Carbapeneme sind potente β-Lactam-Antibiotika, die zur Behandlung schwerer Infektionen im Krankenhaus eingesetzt werden. Im Vergleich zu Penicillinen, Cephalosporinen oder β-Lactam / β-Lactamase-Inhibitoren weisen sie ein breites antimikrobielles Spektrum auf, das grampositive (z. B. Imipenem, Doripenem) und gramnegative Bakterien (z. B. Meropenem, Ertapenem) umfasst. Imipenem und Meropenem haben eine bessere Aktivität gegen P. Aeruginosa, während Imipenem und Doripenem eine bessere Aktivität als Meropenem gegen Acinetobacter baumannii aufweisen. Doripenem hat die niedrigste MHK gegen P. aeruginosa und A. baumannii im Vergleich zu Imipenem und Meropenem, und es ist am wenigsten anfällig für Hydrolyse durch Carbapenemasen.

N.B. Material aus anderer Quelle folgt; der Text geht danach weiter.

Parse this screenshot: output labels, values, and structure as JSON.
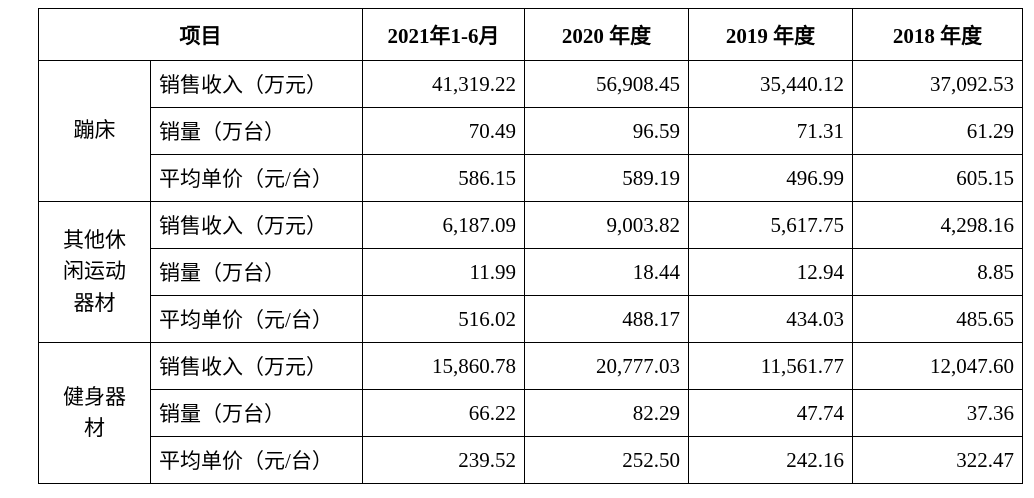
{
  "header": {
    "item": "项目",
    "years": [
      "2021年1-6月",
      "2020 年度",
      "2019 年度",
      "2018 年度"
    ]
  },
  "groups": [
    {
      "name": "蹦床",
      "rows": [
        {
          "label": "销售收入（万元）",
          "values": [
            "41,319.22",
            "56,908.45",
            "35,440.12",
            "37,092.53"
          ]
        },
        {
          "label": "销量（万台）",
          "values": [
            "70.49",
            "96.59",
            "71.31",
            "61.29"
          ]
        },
        {
          "label": "平均单价（元/台）",
          "values": [
            "586.15",
            "589.19",
            "496.99",
            "605.15"
          ]
        }
      ]
    },
    {
      "name": "其他休闲运动器材",
      "rows": [
        {
          "label": "销售收入（万元）",
          "values": [
            "6,187.09",
            "9,003.82",
            "5,617.75",
            "4,298.16"
          ]
        },
        {
          "label": "销量（万台）",
          "values": [
            "11.99",
            "18.44",
            "12.94",
            "8.85"
          ]
        },
        {
          "label": "平均单价（元/台）",
          "values": [
            "516.02",
            "488.17",
            "434.03",
            "485.65"
          ]
        }
      ]
    },
    {
      "name": "健身器材",
      "rows": [
        {
          "label": "销售收入（万元）",
          "values": [
            "15,860.78",
            "20,777.03",
            "11,561.77",
            "12,047.60"
          ]
        },
        {
          "label": "销量（万台）",
          "values": [
            "66.22",
            "82.29",
            "47.74",
            "37.36"
          ]
        },
        {
          "label": "平均单价（元/台）",
          "values": [
            "239.52",
            "252.50",
            "242.16",
            "322.47"
          ]
        }
      ]
    }
  ]
}
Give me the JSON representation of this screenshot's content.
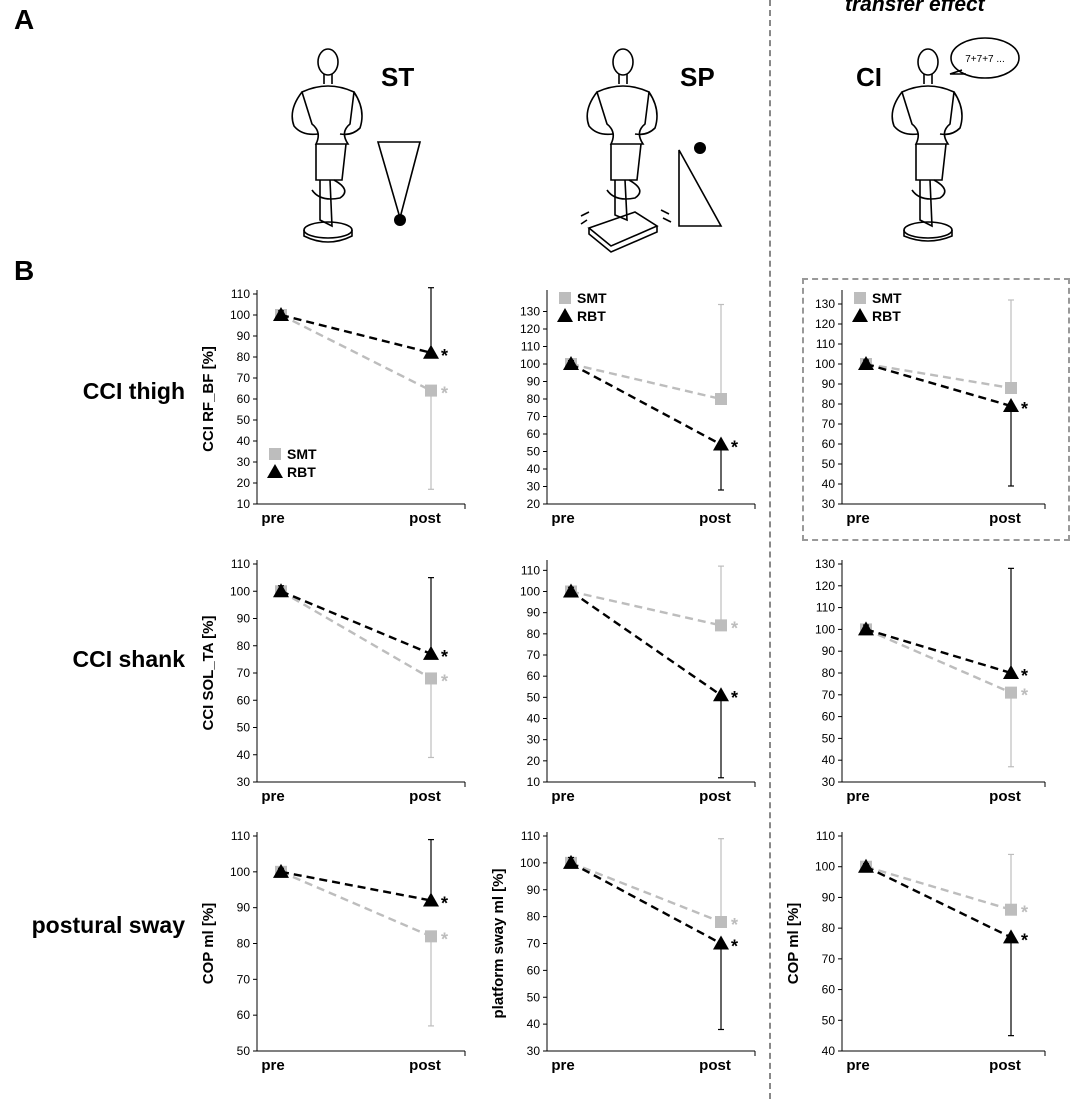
{
  "panel_labels": {
    "a": "A",
    "b": "B"
  },
  "header": {
    "transfer_effect": "transfer effect",
    "conditions": [
      "ST",
      "SP",
      "CI"
    ],
    "speech_bubble": "7+7+7 ..."
  },
  "row_labels": [
    "CCI thigh",
    "CCI shank",
    "postural sway"
  ],
  "colors": {
    "smt": "#bdbdbd",
    "rbt": "#000000",
    "divider": "#888888"
  },
  "legend": {
    "smt": "SMT",
    "rbt": "RBT"
  },
  "chart_data": [
    {
      "id": "thigh-st",
      "type": "line",
      "categories": [
        "pre",
        "post"
      ],
      "ylabel": "CCI  RF_BF [%]",
      "ylim": [
        10,
        110
      ],
      "yticks": [
        10,
        20,
        30,
        40,
        50,
        60,
        70,
        80,
        90,
        100,
        110
      ],
      "legend_position": "bottom-left",
      "series": [
        {
          "name": "SMT",
          "values": [
            100,
            64
          ],
          "error_upper": [
            102,
            null
          ],
          "error_lower": [
            null,
            17
          ],
          "significant": [
            false,
            true
          ]
        },
        {
          "name": "RBT",
          "values": [
            100,
            82
          ],
          "error_upper": [
            102,
            113
          ],
          "error_lower": [
            null,
            null
          ],
          "significant": [
            false,
            true
          ]
        }
      ]
    },
    {
      "id": "thigh-sp",
      "type": "line",
      "categories": [
        "pre",
        "post"
      ],
      "ylabel": "",
      "ylim": [
        20,
        140
      ],
      "yticks": [
        20,
        30,
        40,
        50,
        60,
        70,
        80,
        90,
        100,
        110,
        120,
        130
      ],
      "legend_position": "top-left",
      "series": [
        {
          "name": "SMT",
          "values": [
            100,
            80
          ],
          "error_upper": [
            102,
            134
          ],
          "error_lower": [
            null,
            null
          ],
          "significant": [
            false,
            false
          ]
        },
        {
          "name": "RBT",
          "values": [
            100,
            54
          ],
          "error_upper": [
            102,
            null
          ],
          "error_lower": [
            null,
            28
          ],
          "significant": [
            false,
            true
          ]
        }
      ]
    },
    {
      "id": "thigh-ci",
      "type": "line",
      "categories": [
        "pre",
        "post"
      ],
      "ylabel": "",
      "ylim": [
        30,
        135
      ],
      "yticks": [
        30,
        40,
        50,
        60,
        70,
        80,
        90,
        100,
        110,
        120,
        130
      ],
      "legend_position": "top-left",
      "series": [
        {
          "name": "SMT",
          "values": [
            100,
            88
          ],
          "error_upper": [
            102,
            132
          ],
          "error_lower": [
            null,
            null
          ],
          "significant": [
            false,
            false
          ]
        },
        {
          "name": "RBT",
          "values": [
            100,
            79
          ],
          "error_upper": [
            102,
            null
          ],
          "error_lower": [
            null,
            39
          ],
          "significant": [
            false,
            true
          ]
        }
      ]
    },
    {
      "id": "shank-st",
      "type": "line",
      "categories": [
        "pre",
        "post"
      ],
      "ylabel": "CCI   SOL_TA [%]",
      "ylim": [
        30,
        110
      ],
      "yticks": [
        30,
        40,
        50,
        60,
        70,
        80,
        90,
        100,
        110
      ],
      "legend_position": "none",
      "series": [
        {
          "name": "SMT",
          "values": [
            100,
            68
          ],
          "error_upper": [
            102,
            null
          ],
          "error_lower": [
            null,
            39
          ],
          "significant": [
            false,
            true
          ]
        },
        {
          "name": "RBT",
          "values": [
            100,
            77
          ],
          "error_upper": [
            102,
            105
          ],
          "error_lower": [
            null,
            null
          ],
          "significant": [
            false,
            true
          ]
        }
      ]
    },
    {
      "id": "shank-sp",
      "type": "line",
      "categories": [
        "pre",
        "post"
      ],
      "ylabel": "",
      "ylim": [
        10,
        113
      ],
      "yticks": [
        10,
        20,
        30,
        40,
        50,
        60,
        70,
        80,
        90,
        100,
        110
      ],
      "legend_position": "none",
      "series": [
        {
          "name": "SMT",
          "values": [
            100,
            84
          ],
          "error_upper": [
            102,
            112
          ],
          "error_lower": [
            null,
            null
          ],
          "significant": [
            false,
            true
          ]
        },
        {
          "name": "RBT",
          "values": [
            100,
            51
          ],
          "error_upper": [
            102,
            null
          ],
          "error_lower": [
            null,
            12
          ],
          "significant": [
            false,
            true
          ]
        }
      ]
    },
    {
      "id": "shank-ci",
      "type": "line",
      "categories": [
        "pre",
        "post"
      ],
      "ylabel": "",
      "ylim": [
        30,
        130
      ],
      "yticks": [
        30,
        40,
        50,
        60,
        70,
        80,
        90,
        100,
        110,
        120,
        130
      ],
      "legend_position": "none",
      "series": [
        {
          "name": "SMT",
          "values": [
            100,
            71
          ],
          "error_upper": [
            102,
            null
          ],
          "error_lower": [
            null,
            37
          ],
          "significant": [
            false,
            true
          ]
        },
        {
          "name": "RBT",
          "values": [
            100,
            80
          ],
          "error_upper": [
            102,
            128
          ],
          "error_lower": [
            null,
            null
          ],
          "significant": [
            false,
            true
          ]
        }
      ]
    },
    {
      "id": "sway-st",
      "type": "line",
      "categories": [
        "pre",
        "post"
      ],
      "ylabel": "COP ml [%]",
      "ylim": [
        50,
        110
      ],
      "yticks": [
        50,
        60,
        70,
        80,
        90,
        100,
        110
      ],
      "legend_position": "none",
      "series": [
        {
          "name": "SMT",
          "values": [
            100,
            82
          ],
          "error_upper": [
            101,
            null
          ],
          "error_lower": [
            null,
            57
          ],
          "significant": [
            false,
            true
          ]
        },
        {
          "name": "RBT",
          "values": [
            100,
            92
          ],
          "error_upper": [
            101,
            109
          ],
          "error_lower": [
            null,
            null
          ],
          "significant": [
            false,
            true
          ]
        }
      ]
    },
    {
      "id": "sway-sp",
      "type": "line",
      "categories": [
        "pre",
        "post"
      ],
      "ylabel": "platform sway ml [%]",
      "ylim": [
        30,
        110
      ],
      "yticks": [
        30,
        40,
        50,
        60,
        70,
        80,
        90,
        100,
        110
      ],
      "legend_position": "none",
      "series": [
        {
          "name": "SMT",
          "values": [
            100,
            78
          ],
          "error_upper": [
            102,
            109
          ],
          "error_lower": [
            null,
            null
          ],
          "significant": [
            false,
            true
          ]
        },
        {
          "name": "RBT",
          "values": [
            100,
            70
          ],
          "error_upper": [
            102,
            null
          ],
          "error_lower": [
            null,
            38
          ],
          "significant": [
            false,
            true
          ]
        }
      ]
    },
    {
      "id": "sway-ci",
      "type": "line",
      "categories": [
        "pre",
        "post"
      ],
      "ylabel": "COP ml [%]",
      "ylim": [
        40,
        110
      ],
      "yticks": [
        40,
        50,
        60,
        70,
        80,
        90,
        100,
        110
      ],
      "legend_position": "none",
      "series": [
        {
          "name": "SMT",
          "values": [
            100,
            86
          ],
          "error_upper": [
            101,
            104
          ],
          "error_lower": [
            null,
            null
          ],
          "significant": [
            false,
            true
          ]
        },
        {
          "name": "RBT",
          "values": [
            100,
            77
          ],
          "error_upper": [
            101,
            null
          ],
          "error_lower": [
            null,
            45
          ],
          "significant": [
            false,
            true
          ]
        }
      ]
    }
  ]
}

Um auf PBPs zu wirken, müssen Carbapeneme durch äußere Membranproteine (Porine) in die Wand gramnegativer Bakterien eindringen. Sie binden an verschiedene PBPs und hemmen die Synthese der Zellwand, was schließlich zum Tod des Bakteriums führt .

Die Carbapenem-Resistenz bei gramnegativen Bakterien kann die Folge der Produktion einer β-Lactamase, der Expression von Effluxpumpen, des Porinverlusts und der Veränderungen der PBPs sein. Da β-Lactame, einschließlich Carbapenem-ähnlicher Verbindungen, natürliche Produkte mehrerer Umweltbakterien und -pilze sind, wird angenommen, dass andere Bakterien begonnen haben, ihre intrinsische β-Lactamase zu produzieren, um ihnen einen Überlebensvorteil zu verschaffen. So können mehrere Gene, die für verschiedene Carbapenemasen kodieren, in Umweltbakterien wie Bacillus anthracis, Serratia fonticola, Pseudomonas cepacia oder Acinetobacter spp. als Teil ihres Chromosoms . Ein weiterer Schritt in dieser Entwicklung der Resistenz war die Flucht von Carbapenemase-kodierenden Genen zu mobilen genetischen Elementen (Plasmide, Transposons), die die Möglichkeit einer erfolgreichen horizontalen Ausbreitung von Resistenzgenen auch zwischen verschiedenen Gattungen bieten .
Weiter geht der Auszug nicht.